Von Simon Muff
Eine Art Niedergeschlagenheit umfängt mich, als ich das dreistöckige, verwinkelte Gebäude betrete. Im Innern ist es beinahe heißer als draußen, dazu stickiger.
Der Geruch von vertrocknetem Essen hängt in der Eingangshalle, vermischt mit Desinfektionsmittel, allenthalben Flecken auf dem Fliesenboden. Flugs gehe ich zum Fahrrad zurück, habe vergessen es abzuschließen. Beim zweiten Mal begrüßt mich der am Eingang sitzende Mann erneut, ohne sich an mich zu erinnern, stellt dieselben Fragen. Er ist Mitte vierzig, aber komplett ergraut, verzogene Gesichtszüge, fahrige Bewegungen, sieht nach Hirnschlag aus. Ich trete durch die Schiebetür.
Ein Vogelkäfig steht in einem hohen Wintergarten, verdeckt von Palmen. Die Papageien sehen zerzaust aus, ihre leeren Augen streifen mich. Die Bänke um die Voliere herum sind unbesetzt, ein Brunnen plätschert in flackerndem Licht. Goldfische schwimmen träge umher, einer hat einen unnatürlich geschwollenen Bauch. Ich biege ab und drücke auf den Halteknopf des Fahrstuhls.
Die Wartezeit ist lang, mehrmals spricht jemand mich an, der zweite Aufzug sei defekt, hier müsse man Geduld haben, aber sie selbst verfügten ja über ausreichend Zeit. Dann schlurfen die Auskunftsbedürftigen weiter.
Die Schiebetür öffnet sich, der Fahrstuhl voll besetzt. Es bildet sich ein Stau beim Aussteigen: Zwei Rollatoren haben sich verheddert, blockieren den Ausgang, viele Stimmen durcheinander, Gezeter, endlich löst sich die Ansammlung auf. Navi und Abstandswarner, das wär’s, wird der Kapitalismus noch als Absatzquelle erschließen, bin mir sicher.
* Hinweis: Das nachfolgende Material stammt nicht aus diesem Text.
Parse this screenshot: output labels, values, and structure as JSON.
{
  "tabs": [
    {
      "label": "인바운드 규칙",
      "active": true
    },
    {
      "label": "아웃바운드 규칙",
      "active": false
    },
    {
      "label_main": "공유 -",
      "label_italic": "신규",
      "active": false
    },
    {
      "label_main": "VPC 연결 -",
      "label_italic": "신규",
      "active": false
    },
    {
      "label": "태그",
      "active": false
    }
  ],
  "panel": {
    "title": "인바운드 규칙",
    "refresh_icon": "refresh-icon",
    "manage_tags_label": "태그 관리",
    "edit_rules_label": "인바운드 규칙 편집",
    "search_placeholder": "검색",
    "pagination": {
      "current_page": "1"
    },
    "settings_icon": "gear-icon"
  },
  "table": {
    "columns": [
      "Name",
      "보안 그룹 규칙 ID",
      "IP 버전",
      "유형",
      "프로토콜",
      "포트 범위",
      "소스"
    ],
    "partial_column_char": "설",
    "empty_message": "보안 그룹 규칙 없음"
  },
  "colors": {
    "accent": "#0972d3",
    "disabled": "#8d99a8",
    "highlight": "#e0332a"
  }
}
Komme oben an, Licht flutet den Flur. Das Pflegepersonal trägt Rot über weißen Hosen. Alle sind zuvorkommend. Eine attraktive Schwester liest die Medikamentenliste vor, sie lächelt mir zu, als sie die Tür hinter sich schließt.
Der Raum scheint unverändert, dunkel trotz etwas Neonlicht, Vorhänge versuchen vergeblich, die Hitze auszusperren. Der zerbrechliche Körper ist im Bett kaum zu erkennen. Runzelige Haut, ein Auge zugeschwollen, die Knochen treten hervor. Das intakte Auge geschlossen, er schläft.
Die Infusionsflasche tropft vor sich hin, die Haut schimmert gelblich, die Lippen aufgesprungen. Ich setze mich und verharre. Es ist warm, der Inhalt des Urinbeutels verdampft, ich atme flacher.
Wie fühlt es sich an, auf zwanzig Quadratmeter zurückgezogen, ein Fernseher als letztes Hab und Gut? Aufs Sterben warten? Was bringt der Tag? Schmerzen? Was wollt ich dich sonst noch fragen? Hast deinen Job gut gemacht: Wenn ich dich brauchte, warst du nicht da, hast mir aber auch nicht reingepfuscht. Als ich als Kind nachts schrie, kamst du. Mit Geld hast du alles geregelt. Ziemlich verfahren jetzt …
Ich ertappe mich, wie ich seine Hand streichle. Sie fühlt sich rau und weich zugleich an. Ich wollte dir noch sagen, wie dankbar ich bin. Aber das Totschweigen aller Probleme, aller Unzugänglichkeiten, die Besserwisserei verhinderte … na, du weißt schon.
Machtlos sitze ich vor dem Wrack deines Körpers, halte die Luft an, um dein Röcheln zu hören. Wie wird es wohl sein, wenn du eintrittst in die Säulen aus Licht?
Ich muss eingeschlafen sein, die Sonne steht tiefer. Das einzelne, grüne Auge blickt mich an. Lautlos formen deine Lippen meinen Namen, ich lächle. Du schläfst wieder ein. Der Tropf rinnt gleich einer Sanduhr. Ich gehe.
Der Weg nach Hause dehnt sich, Sonnenuntergang, Dunkelheit. Ich trete in die Pedale, schwitze. Den Kopf gebeugt blicke ich auf den vorbeieilenden Asphalt, da bemerke ich die fehlenden Teile: Welcher Idiot hat mir die Bremsbacken geklaut? Ein Lichtkegel erfasst mich, ich bremse, mehr Licht.
Sie werden es verkehrsuntüchtig nennen.